Beefy Boxes and Bandwidth Generously Provided by pair Networks
"be consistent"

Re: Assigning text sections to scalars

by hdp (Beadle)
on Apr 25, 2001 at 11:11 UTC ( [id://75392] : note . print w/replies, xml ) Need Help??

in reply to Assigning text sections to scalars

The easiest way to do this is with split: ($title, $author, $abstract) = split /\n\n/, $article

If you insist on using a regex, try: ($title, $author, $abstract) = $article =~ /([^\n]+)(?:\n\n)?/g When I tried your regex, I encountered two cases: 1) with no whitespace after the abstract, in which case I ended up with nothing at all, and 2) with \n\n after the abstract, which left me with the entire block of text in $title; I can't really explain how you could extract only the title but not the others.

By the way, the reason I say to use split in this case is because you don't really care what's in the strings you're extracting -- you only care about what's between them (namely the \n\n), often a strong indication that split is the correct tool to use.

Note that the regex requires a lot more punctuation and is in general harder to comprehend at a glance than the split, but the functionality is essentially the same.


Replies are listed 'Best First'.
Re: Re: Assigning text sections to scalars
by jeroenes (Priest) on Apr 25, 2001 at 13:55 UTC
    I agree with you, I would also use split. It's cleaner.

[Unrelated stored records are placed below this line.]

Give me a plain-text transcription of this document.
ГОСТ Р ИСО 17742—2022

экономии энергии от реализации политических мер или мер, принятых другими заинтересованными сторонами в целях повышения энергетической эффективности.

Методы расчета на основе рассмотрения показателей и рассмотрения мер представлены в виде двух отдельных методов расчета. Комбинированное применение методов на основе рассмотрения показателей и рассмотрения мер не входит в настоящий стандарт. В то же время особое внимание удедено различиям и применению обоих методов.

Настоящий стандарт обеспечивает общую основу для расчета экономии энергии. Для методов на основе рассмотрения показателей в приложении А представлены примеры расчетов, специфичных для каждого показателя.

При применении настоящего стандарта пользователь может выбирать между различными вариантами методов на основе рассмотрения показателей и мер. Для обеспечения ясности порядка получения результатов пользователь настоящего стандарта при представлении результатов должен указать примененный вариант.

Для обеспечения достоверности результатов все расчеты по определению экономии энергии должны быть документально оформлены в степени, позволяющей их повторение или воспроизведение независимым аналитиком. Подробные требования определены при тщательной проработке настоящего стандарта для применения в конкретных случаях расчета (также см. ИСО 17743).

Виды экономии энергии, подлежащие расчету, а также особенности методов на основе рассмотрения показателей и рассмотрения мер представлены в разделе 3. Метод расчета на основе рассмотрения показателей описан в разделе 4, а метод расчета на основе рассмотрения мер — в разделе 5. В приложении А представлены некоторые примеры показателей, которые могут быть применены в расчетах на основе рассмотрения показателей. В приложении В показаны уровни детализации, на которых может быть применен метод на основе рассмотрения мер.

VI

    To make it even saver (minor points):

    ($title, $author, $abstract, undef) = split /\n\s*\n+/, $article;
    The \s* construction catches unvisible spaces and tabs, whereas \n+ catches faulty triple (or more) newlines.

    The undef makes sure that additional text doesn't screw up the abstract.

    "We are not alone"(FZ)

      The undef is not necessary, as per split's documentation:

      When assigning to a list, if LIMIT is omitted, Perl supplies a LIMIT one larger than the number of variables in the list, to avoid unnecessary work.

      Essentially, this means that all the extra text you're worried about gets assigned to that nonexistent fourth variable in the list on the left hand side.

      Good thinking, but Perl beat you to it.